Por iniciativa etrusca se levantó, pues, en el recinto consagrado por Rómulo a Júpiter Feretrio, el de los Spolia Opima, el primer edificio templario dedicado a Júpiter Capitolino en unión de dos diosas, Juno y Minerva, menos importantes éstas que el dios titular (con el tiempo tendrían ellas en Roma templos muy importantes y autónomos). Ese apego supersticioso a los tríos de divinidades estaba muy arraigado entre los etruscos. Todas sus ciudades, según Servio, tenían tres puertas, tres calles y tres templos dedicados a dioses. Una tríada como la capitolina no se conoce en ninguna ciudad etrusca, pero en cambio, era de rigor en las colonias romanas de época imperial. El templo de Portonaccio, en Veyes, de donde proceden la estatua de Apolo y sus acompañantes, estaba dedicado en primer lugar a Minerva, y en segundo a Diana y a otra deidad anónima. No se debe descartar, sin embargo, la posibilidad de que un templo de tres naves, etrusco o romano, estuviese dedicado a una sola deidad. La tripartición de la cella fue más común entre los itálicos que entre los etruscos. El templo estaba en la antigüedad precedido de una gran plaza, el Area Capitolina, reducida y reemplazada, hoy día, por un ameno jardín. Al fondo se alzaba el templo sobre el alto podio de opus quadratum de capellaccio, conservado en buena parte y visible hoy en varios lugares, sobre todo, en el interior del Palacio de los Conservadores. Los restos del podio han permitido determinar sus dimensiones: 51 por 74 metros, el mayor templo tuscánico de Italia.

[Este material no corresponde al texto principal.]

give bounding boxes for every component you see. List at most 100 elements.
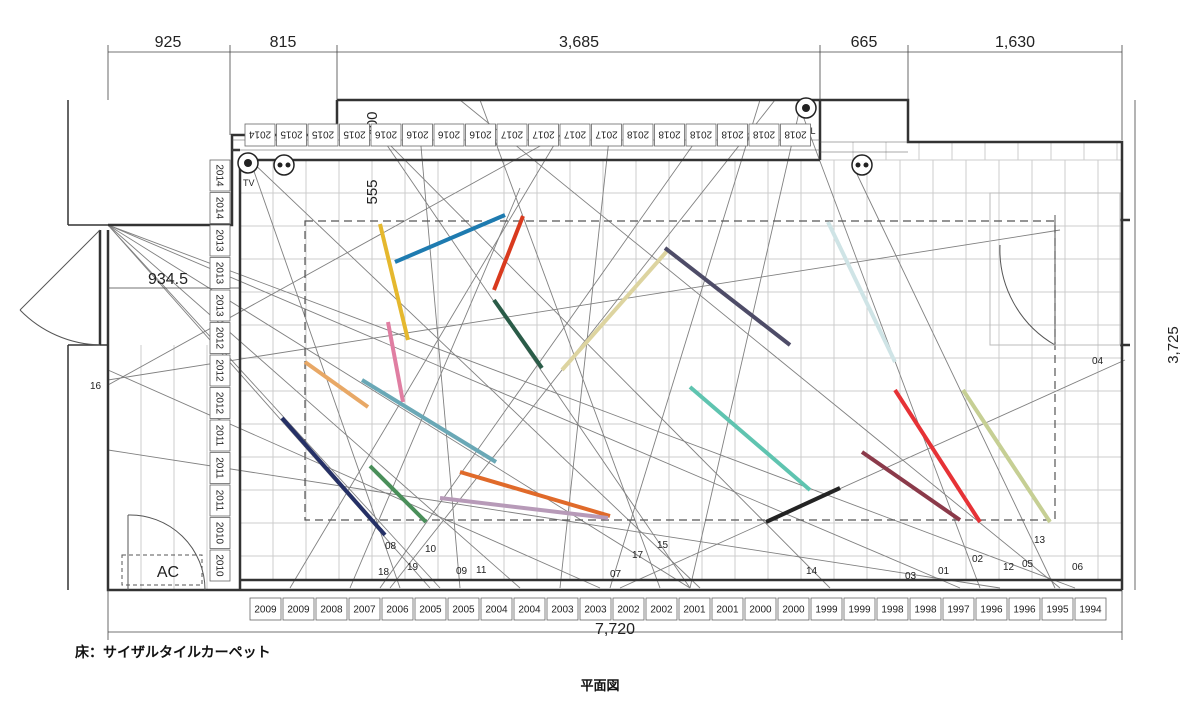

La amplia escalinata de su fachada meridional conducía a un pórtico hexástilo de tres filas sucesivas de seis columnas, que ocupaban un espacio tan profundo como el de las tres naves y las alas que las flanqueaban ante la pared ciega del fondo, tan ancha como el podio. Columnas de dos metros de diámetro sostenían el entablamento de madera revestido de terracota. Las columnas, de capiteles tuscánicos, de fustes y basas lisos, eran mucho más cortas de proporciones que las griegas, lo que sumado a su robustez les permitía distanciarse unas de otras sin peligro para la estabilidad del edificio. Dada la enormidad de éste, el peso de la techumbre debía de ser abrumador. La estatua de Júpiter, una terracota de gran tamaño cuyo aspecto sería análogo al de su coetáneo, el Apolo de Veyes, fue obra del escultor Vulca, en etrusco Volca, de esta misma ciudad. Todo el efecto psicológico y toda la problemática que su presencia produjo en el pueblo y en la religión romana se resolvieron felizmente. El pueblo dispensó a la imagen una favorable acogida y se identificó con ella hasta el punto de que los primeros cónsules republicanos usurparon el honor de su introducción. Lo mismo la de la cuadriga que otros escultores de Veyes modelaron y cocieron para el columen del templo (el extremo delantero del caballete del tejado). Su silueta se recortó sobre el cielo de Roma hasta que los ediles del año 296 a. C., los hermanos Ogulnios, la reemplazaron por una réplica en bronce.